Foto: Divulgação/ Vanderlei Zampaulo
A decisão do presidente de Lula de determinar a suspensão
da implantação do “novo” ensino médio gestado no governo Michel Temer, em 2017,
oferece uma oportunidade única do Brasil corrigir um dos maiores erros
cometidos na política pública educacional nas últimas décadas.
Há duas razões para embasar essa afirmativa e ambas levam a
um arranjo que em tudo diverge da maneira certa de se formular uma política
pública. A primeira é a falta de participação dos principais destinatários
deste que é o primeiro direito social consagrado pela Constituição Cidadã de
1988. Se parece óbvio afirmar que erra menos quem escuta mais, neste caso
sequer havia alternativa, posto que a gestão democrática da Educação é
princípio consagrado no art. 205 do texto constitucional.
A segunda é técnica e escancara a fragilidade desse projeto
educacional. De acordo com as evidências disponíveis, sabia-se que o maior
percentual de abandono escolar ocorria – e segue acontecendo – no ensino médio.
Dados do censo escolar, feito pelo INEP, apontam que em estados como Pará o
abandono chegou a 17% em 2021. Em São Paulo, estado mais desenvolvido do país,
o indicador foi de 4%, mas o número é quase 4 vezes maior do que a média
nacional de abandono no ensino fundamental, que foi de 1,2% no mesmo período.
Inúmeras razões explicam esse fracasso e o modelo proposto
não deu conta de nenhuma delas. Ao ampliar o número de horas em sala de aula, a
reforma promovida por Temer desprezou a enorme quantidade de alunos em situação
de vulnerabilidade que são obrigados a trabalhar quando crises econômicas
surgem ou se agravam, como durante a pandemia da COVID-19, mas não só.

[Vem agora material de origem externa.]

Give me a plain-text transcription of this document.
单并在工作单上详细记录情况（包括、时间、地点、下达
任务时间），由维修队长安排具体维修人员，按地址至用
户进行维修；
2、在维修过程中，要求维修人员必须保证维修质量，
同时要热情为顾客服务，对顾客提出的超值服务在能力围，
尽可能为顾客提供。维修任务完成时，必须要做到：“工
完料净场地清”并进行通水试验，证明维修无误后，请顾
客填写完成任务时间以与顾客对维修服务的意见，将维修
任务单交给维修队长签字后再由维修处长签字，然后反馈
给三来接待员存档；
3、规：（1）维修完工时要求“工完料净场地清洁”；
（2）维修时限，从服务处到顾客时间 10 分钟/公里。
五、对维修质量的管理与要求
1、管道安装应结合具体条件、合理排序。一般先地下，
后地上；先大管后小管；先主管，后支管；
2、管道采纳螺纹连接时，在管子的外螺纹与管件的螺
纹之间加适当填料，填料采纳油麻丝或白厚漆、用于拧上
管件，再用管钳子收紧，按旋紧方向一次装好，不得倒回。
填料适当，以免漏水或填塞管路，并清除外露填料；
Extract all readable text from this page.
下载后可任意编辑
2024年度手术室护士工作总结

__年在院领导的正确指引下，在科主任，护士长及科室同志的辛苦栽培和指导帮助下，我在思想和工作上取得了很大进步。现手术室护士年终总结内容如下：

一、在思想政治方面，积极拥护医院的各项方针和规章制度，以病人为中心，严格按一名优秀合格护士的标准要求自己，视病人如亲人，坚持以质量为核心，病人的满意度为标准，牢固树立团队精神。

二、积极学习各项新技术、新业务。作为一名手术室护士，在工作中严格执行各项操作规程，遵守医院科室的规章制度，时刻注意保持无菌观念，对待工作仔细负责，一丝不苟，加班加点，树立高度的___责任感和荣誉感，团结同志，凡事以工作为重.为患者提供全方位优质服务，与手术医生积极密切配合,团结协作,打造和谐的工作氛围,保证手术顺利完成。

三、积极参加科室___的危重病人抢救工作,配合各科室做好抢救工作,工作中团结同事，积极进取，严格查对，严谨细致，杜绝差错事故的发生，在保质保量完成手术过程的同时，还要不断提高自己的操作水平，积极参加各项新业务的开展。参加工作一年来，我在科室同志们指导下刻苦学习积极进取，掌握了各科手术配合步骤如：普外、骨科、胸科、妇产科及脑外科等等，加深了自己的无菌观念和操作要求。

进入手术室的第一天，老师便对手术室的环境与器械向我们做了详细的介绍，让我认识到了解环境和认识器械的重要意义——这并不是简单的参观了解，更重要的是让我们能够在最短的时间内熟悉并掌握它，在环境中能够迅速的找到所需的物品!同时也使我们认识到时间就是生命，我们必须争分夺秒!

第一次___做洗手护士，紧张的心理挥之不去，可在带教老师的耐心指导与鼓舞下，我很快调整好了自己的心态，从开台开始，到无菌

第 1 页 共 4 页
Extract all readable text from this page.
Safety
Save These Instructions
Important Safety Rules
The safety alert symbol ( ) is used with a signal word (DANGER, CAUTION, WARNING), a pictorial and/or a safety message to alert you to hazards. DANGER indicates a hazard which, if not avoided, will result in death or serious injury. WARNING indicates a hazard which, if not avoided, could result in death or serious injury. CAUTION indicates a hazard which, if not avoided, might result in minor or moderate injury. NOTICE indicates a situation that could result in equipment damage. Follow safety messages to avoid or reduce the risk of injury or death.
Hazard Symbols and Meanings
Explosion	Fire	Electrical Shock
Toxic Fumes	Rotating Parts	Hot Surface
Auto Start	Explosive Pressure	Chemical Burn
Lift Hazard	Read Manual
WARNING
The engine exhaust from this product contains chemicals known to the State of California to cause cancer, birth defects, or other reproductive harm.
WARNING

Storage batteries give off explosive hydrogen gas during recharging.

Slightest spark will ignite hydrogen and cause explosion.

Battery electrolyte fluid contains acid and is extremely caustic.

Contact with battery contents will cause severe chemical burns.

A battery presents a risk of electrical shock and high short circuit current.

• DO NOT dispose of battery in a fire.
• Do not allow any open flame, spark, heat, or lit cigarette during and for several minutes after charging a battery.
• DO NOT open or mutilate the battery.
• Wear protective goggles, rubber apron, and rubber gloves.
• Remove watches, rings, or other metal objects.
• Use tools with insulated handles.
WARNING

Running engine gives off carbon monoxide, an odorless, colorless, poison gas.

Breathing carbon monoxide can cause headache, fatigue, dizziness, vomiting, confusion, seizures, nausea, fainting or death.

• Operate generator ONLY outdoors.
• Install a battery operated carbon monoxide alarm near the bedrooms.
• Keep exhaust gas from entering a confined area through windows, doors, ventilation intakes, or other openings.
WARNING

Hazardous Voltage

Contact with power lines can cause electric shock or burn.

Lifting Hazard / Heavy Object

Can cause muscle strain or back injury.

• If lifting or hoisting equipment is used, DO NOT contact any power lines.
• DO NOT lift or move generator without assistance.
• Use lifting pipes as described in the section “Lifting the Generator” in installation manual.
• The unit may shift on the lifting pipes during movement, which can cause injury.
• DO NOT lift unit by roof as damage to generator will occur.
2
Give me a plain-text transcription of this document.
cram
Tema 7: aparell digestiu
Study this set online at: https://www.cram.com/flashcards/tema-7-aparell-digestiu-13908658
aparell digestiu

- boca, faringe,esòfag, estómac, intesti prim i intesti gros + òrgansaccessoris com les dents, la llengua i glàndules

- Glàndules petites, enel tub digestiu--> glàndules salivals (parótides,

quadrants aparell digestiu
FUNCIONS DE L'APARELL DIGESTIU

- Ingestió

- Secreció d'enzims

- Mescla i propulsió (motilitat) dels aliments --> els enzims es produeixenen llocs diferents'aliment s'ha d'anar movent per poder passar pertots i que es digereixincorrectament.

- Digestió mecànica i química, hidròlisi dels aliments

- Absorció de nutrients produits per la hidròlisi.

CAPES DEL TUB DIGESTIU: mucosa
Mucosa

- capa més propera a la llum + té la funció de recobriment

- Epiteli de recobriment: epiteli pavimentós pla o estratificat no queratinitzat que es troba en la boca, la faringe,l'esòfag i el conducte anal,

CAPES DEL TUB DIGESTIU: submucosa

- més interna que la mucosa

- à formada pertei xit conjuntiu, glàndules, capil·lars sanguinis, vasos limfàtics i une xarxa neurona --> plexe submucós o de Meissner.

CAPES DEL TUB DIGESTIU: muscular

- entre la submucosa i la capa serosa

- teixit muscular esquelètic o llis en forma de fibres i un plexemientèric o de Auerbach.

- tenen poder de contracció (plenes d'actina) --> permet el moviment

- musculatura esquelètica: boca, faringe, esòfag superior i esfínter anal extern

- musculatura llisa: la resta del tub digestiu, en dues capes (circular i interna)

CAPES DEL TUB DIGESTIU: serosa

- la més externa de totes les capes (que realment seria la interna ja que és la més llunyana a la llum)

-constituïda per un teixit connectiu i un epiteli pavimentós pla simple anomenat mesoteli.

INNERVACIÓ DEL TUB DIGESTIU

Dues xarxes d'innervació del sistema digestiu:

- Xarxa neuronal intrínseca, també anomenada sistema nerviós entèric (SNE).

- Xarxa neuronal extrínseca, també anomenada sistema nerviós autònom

Segundo pesquisa do IPEC de setembro de 2022, contratada
pelo UNICEF, 48% dos jovens de 11 a 19 anos que abandonaram os estudos durante
a pandemia o fizeram para trabalhar. A mesma pesquisa concluiu que os maiores
prejudicados são os jovens das classes D e E: o abandono, nessa faixa de idade,
é de cerca de 17%, contra 4% dos que vêm de famílias de classe A ou B.
Da mesma forma, a adoção de “itinerários formativos”
desprezou a existência de profundas desigualdades regionais e locais. Se o
objetivo fosse de fato ampliar o protagonismo dos estudantes, estes não
poderiam ter sido excluídos da participação no debate público. Além disso, um
longo percurso de monitoramento e avaliação contínuo deveria ter sido
instituído para dar suporte e apoio aos estados e municípios menos preparados
para mudanças dessa magnitude.
Sem esse acompanhamento, o que se observou foi um
empobrecimento do currículo escolar, que comprometeu tanto a formação básica quanto
os ditos itinerários formativos, que, em diversas localidades, passaram a
contemplar conteúdos desconectados da realidade, tais como cursos de maquiagem
e de preparação de brigadeiros. Na prática, se precarizou ainda mais uma realidade
que, pelas mais variadas razões, já era precária.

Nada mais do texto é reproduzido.